Although Nong Han Lake is nicknamed the Red Lotus Sea or Red Lotus Lake, local experts tell me the pink-coloured flowers are actually tropical water lilies. The blooms do resemble lotuses and share similar characteristics. The leaves and flowers of the lotus usually rise above the water surface whereas the leaves and flowers of the water lily usually float on the surface of the water. However, the exception to this are tropical water lilies where the leaves float on the surface and their flowers rise around six inches above the water as is the case on Nong Han Lake.
Nong Han Kumphawapi Lake
At approximately 8km long and 3km wide, the freshwater lake at Nong Han Kumphawapi is an important water source that sustains a variety of fish, birds and plants. The lake feeds into the Lam Pao River, another waterway which plays a significant role for the inhabitants of Udon Thani province. Nong Han Kumphawapi Lake is also an expanse of water that holds a special place in the hearts of local people thanks to an ancient legend.
The legend of the lake
The Isaan region of north-east Thailand is an area that is rich in folklore. One story tells of a tragic love triangle involving a princess called Nang Ai and two of her suitors, Prince Phadaeng and Prince Pangkhee. It’s an epic story that involves magical kingdoms, reincarnation, love, rejection and revenge. According to one part of the tale, Prince Phadaeng wanted to avenge the death of Nang Ai and a fierce battle ensued with an army of mythical nagas. The serpent army flooded the scene of the battle resulting in the formation of Nong Han Lake. There are a number of variations of the legend, but the story is well-known to Isaan residents and has also been made into a movie. This all adds to the romantic imagery of the lake and makes it even more of an attraction to Thai visitors.
When is the best time to visit the Red Lotus Lake?
The best time to see the water lilies on Talay Bua Daeng is usually from late November/early December to February. And the optimum time to see them is in the morning (from around 6-11am) before the sun becomes too strong and the flowers start to close up again.
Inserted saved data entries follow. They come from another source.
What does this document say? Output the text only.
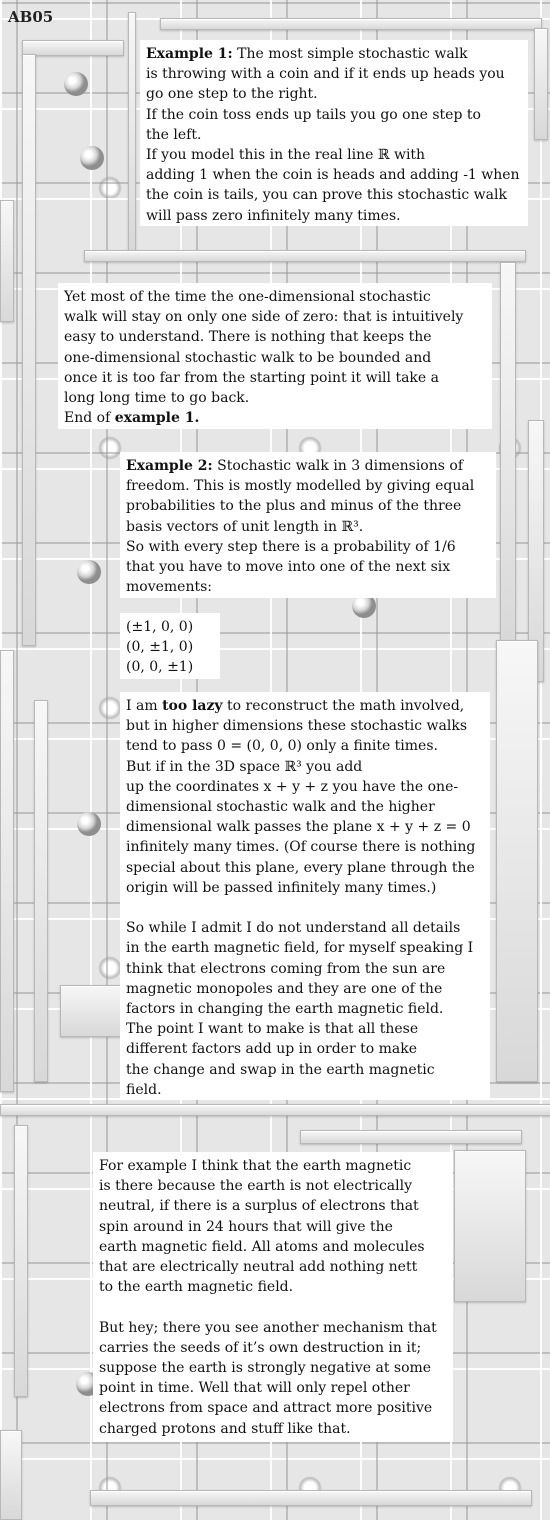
AB05
Example 1: The most simple stochastic walk
is throwing with a coin and if it ends up heads you
go one step to the right.
If the coin toss ends up tails you go one step to
the left.
If you model this in the real line ℝ with
adding 1 when the coin is heads and adding -1 when
the coin is tails, you can prove this stochastic walk
will pass zero infinitely many times.
Yet most of the time the one-dimensional stochastic
walk will stay on only one side of zero: that is intuitively
easy to understand. There is nothing that keeps the
one-dimensional stochastic walk to be bounded and
once it is too far from the starting point it will take a
long long time to go back.
End of example 1.
Example 2: Stochastic walk in 3 dimensions of
freedom. This is mostly modelled by giving equal
probabilities to the plus and minus of the three
basis vectors of unit length in ℝ³.
So with every step there is a probability of 1/6
that you have to move into one of the next six
movements:
(±1, 0, 0)
(0, ±1, 0)
(0, 0, ±1)
I am too lazy to reconstruct the math involved,
but in higher dimensions these stochastic walks
tend to pass 0 = (0, 0, 0) only a finite times.
But if in the 3D space ℝ³ you add
up the coordinates x + y + z you have the one-
dimensional stochastic walk and the higher
dimensional walk passes the plane x + y + z = 0
infinitely many times. (Of course there is nothing
special about this plane, every plane through the
origin will be passed infinitely many times.)
So while I admit I do not understand all details
in the earth magnetic field, for myself speaking I
think that electrons coming from the sun are
magnetic monopoles and they are one of the
factors in changing the earth magnetic field.
The point I want to make is that all these
different factors add up in order to make
the change and swap in the earth magnetic
field.
For example I think that the earth magnetic
is there because the earth is not electrically
neutral, if there is a surplus of electrons that
spin around in 24 hours that will give the
earth magnetic field. All atoms and molecules
that are electrically neutral add nothing nett
to the earth magnetic field.
But hey; there you see another mechanism that
carries the seeds of it’s own destruction in it;
suppose the earth is strongly negative at some
point in time. Well that will only repel other
electrons from space and attract more positive
charged protons and stuff like that.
Boat hire at the Red Lotus Lake
Visitors to the lake can’t see the clusters of water lilies from the shore. To view the flowers in all their glory, you need to take one of the boats that travel out into the far reaches of the lake. The cost of the boat hire varies depending on the type of boat and the length of the tour you opt for. The shorter route takes approximately 60 minutes and the longer route around 90 minutes. I’d advise taking the longer route. Once you are in the boat it takes at least 15 minutes to cross the lake to see where the flowers are at their best.
To buy a ticket for the boat, you need to queue at the ticket kiosk. You’ll be told what number boat you are on and then wait for your number to be called. The majority of the tourists at the lake are Thai and there is limited information in English, but the staff at the lake will help you if required.
The bigger boats can accommodate up to eight people and include a canopy to keep the sun off. They also include curtains which is great for keeping the sun out of your face, but not so good for viewing the flowers! The cost for the bigger boat is 300 Baht for the shorter route and 500 Baht for the longer route. This is for the whole boat so you divide the total cost between the number of passengers.
Smaller boats are also available and are ideal if you are travelling solo or as a couple. The price for these are 100 Baht per person for the shorter route and 150 Baht per person for the longer route. I was on one of the bigger boats during my recent trip, but did ask about the cost of hiring a smaller boat privately as a solo traveller. As is often the case in Thailand, I was given different answers, but it seems that if you are the lone passenger you can expect to pay around 300 Baht.
There are channels where the boats cut through the flowers and there are also designated stops where the driver will turn off the engine and you have the chance to pose for photos. The smaller boats have the advantage of being able to go further into the blooms. The lake is shallow and in most places has a depth of only two or three feet (60-100cm.) Although the water isn’t deep, boats do carry life jackets and you may be asked to wear one.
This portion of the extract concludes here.